Мне не позволили долго наблюдать за приближением вражеского войска.
— Госпожа, тебе опасно быть здесь, — обратилась мужевидная воительница, в каждой руке держащая по копью.
— В Маг Туиред нет неуязвимых, — вздохнула я, но отправилась в окружении малого отряда за крайние ряды.
Мне следует выгадать хоть немного времени, чтоб суметь позвать Охоту, как только станет возможно.
С отдаления отдельные лица виделись смутно, однако догадаться о последующих событиях было несложно. Вражеское войско остановилось на расстоянии двух полётов стрелы. Рокот карниксов, ворочающих изогнутыми, словно дразнящими языками, слитный рёв рогов — увы, им не призвать было Дикой Охоты, — кличи и отдельные возгласы, удары рукоятей по умбонам щитов — весь этот многообразный шум прокатывался, запертый в кольцо холмов.
Битву предваряла встреча колдунов, которые употребляли всё своё мастерство, насылая неудачи на войско противника, отражая заклятья соперника и тотчас сплетая в разящий удар цепь древних слов.
Вслед за причастными магии в пока ещё бескровную битву вступили самые злоязыкие и изворотливые умом.

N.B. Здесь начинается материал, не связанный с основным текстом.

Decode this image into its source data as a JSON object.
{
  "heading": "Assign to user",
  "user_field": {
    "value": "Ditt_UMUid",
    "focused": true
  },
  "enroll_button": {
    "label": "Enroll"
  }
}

На ходу слагались песни-хулы, песни-оскорбления, отнимающие у не умевших разбить зложелания ответным словом воинскую удачу и доблесть. Меж двумя войсками перелетали, когда сталкиваясь, когда отклоняясь от цели, а когда и метко разя, отравленные дротики слов. В оскалах блестели зубы; кто-то отступал, посрамлённый.
Я не слишком прислушивалась к ритуальной перебранке. Я молила солнце скорее завершить свой дневной путь, поспешить на отдых, что ждёт за дальними холмами. Воины, отряжённые мне на защиту, цедили сквозь зубы одобрительные замечания. Они почти подпирали меня локтями, окружив плотным кольцом. Я же чувствовала себя невыразимо далёкой от этих людей, чей путь был или хоть казался им долог; мой же завершится с закатом, который я так торопила.
Когда смолкли последние глумления спорщиков и слышались одни лишь отдельные возгласы, стали выкликать для поединков самых доблестных и великих с обеих сторон.
Две колесницы отделились от ровного, словно уверенной линией начерченного ряда. Устремились, сближаясь, навстречу, чтоб остановиться ровно между войск. Та, что принадлежала неприятельскому герою, сделала, красуясь, круг, промчалась мимо приветственно потрясающих оружием вражеских воинов. Возница вдохновенно управлял парой великолепных скакунов, и издали любому, кто хоть немного разумел в конях, то бишь каждому разумному и зрячему, легко было оценить и стать, и выездку, и мастерство управления.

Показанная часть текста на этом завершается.